A large portion of the work of writing a story, in any medium, is usually done before you even write the first sentence.
I’ve learned the hard way that just having a good idea for a story doesn’t mean it will magically happen. You can’t sit down and start writing that first scene, guided solely by a vague notion of Cool Stuff happening. At least I can’t. Obviously this process varies widely by author but most say they do some amount of pre-writing work before they start a new project.
I have a list of things that I need to have figured out before starting a story. Usually I draw up a cast of characters list, like the kind you see in the front of a playbill. That starts building character relationships, which will inform scenes later on. It allows me to build in a sense of symmetry to the story, so I can balance the characters motivations and let each one become a facet for the story. There is usually some sot of symmetry involved in characters. Not just hero vs villain, but a mirror image of the supporting cast as well. After all, a convincing antagonist has a support staff too. Who are they? Figuring out this before hand lets you find a n organic way to introduce those characters, rather than just have them drop out of the sky.
I also need to have some idea of the themes I want to write about. Themes provide thrust for the story. If I get stuck in a scene, I can go back to that scribbled list of thematic ideas and see which one I’m missing or have put in the wrong place.
I like to have a title, at least a working one, in mind before starting as well. Titles are to stories what naes are to people. Thy identify their boundaries, or at least give yo a sense of what those boundaries are. This isn’t necessary, but experience has proven that I won’t really have a handle on the story until it has a title. Like my list of themes, this can be a beacon when you get lost in the fog that is the day-t-day process of sitting down and banging out words on a keyboard.

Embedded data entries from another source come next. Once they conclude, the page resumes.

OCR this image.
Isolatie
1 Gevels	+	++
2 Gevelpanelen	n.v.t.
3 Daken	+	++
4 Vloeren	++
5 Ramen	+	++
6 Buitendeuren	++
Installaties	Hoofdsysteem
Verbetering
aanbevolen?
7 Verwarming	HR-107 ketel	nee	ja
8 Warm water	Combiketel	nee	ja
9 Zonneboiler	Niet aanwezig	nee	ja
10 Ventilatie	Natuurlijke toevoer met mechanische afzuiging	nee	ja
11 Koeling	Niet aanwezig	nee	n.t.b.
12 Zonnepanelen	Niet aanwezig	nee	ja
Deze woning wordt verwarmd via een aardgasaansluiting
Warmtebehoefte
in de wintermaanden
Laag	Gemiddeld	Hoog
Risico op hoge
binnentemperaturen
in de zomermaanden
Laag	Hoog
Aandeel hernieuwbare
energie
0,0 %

I also need to know where the story is going. Not necessarily a plot outline (though I usually build one of those shortly after starting) but some sort of late 4th/ early 5th Act* moment that settles things. This ensures that I have a goal, and can steer scenes, even early ones, towards that destination. The reader may not be able to see it over the horizon but I know that’s where we’re going. And knowing where you’re going is always a good idea, in life and in writing.
* I prefer the 5 Act structure. Al ot fo writers swear by the 3 Act structure. But the 3 Act structure is crap. It forces you to stop the action and dump a bunch of exposition in Act 1, drag out Act 2 far longer than is necessary and race to have everything wrapped up in Act 3. 5 acts gives you elbow room, so that Act 3 becomes a natural climax, rather than a contrived hinge in the middle of your story.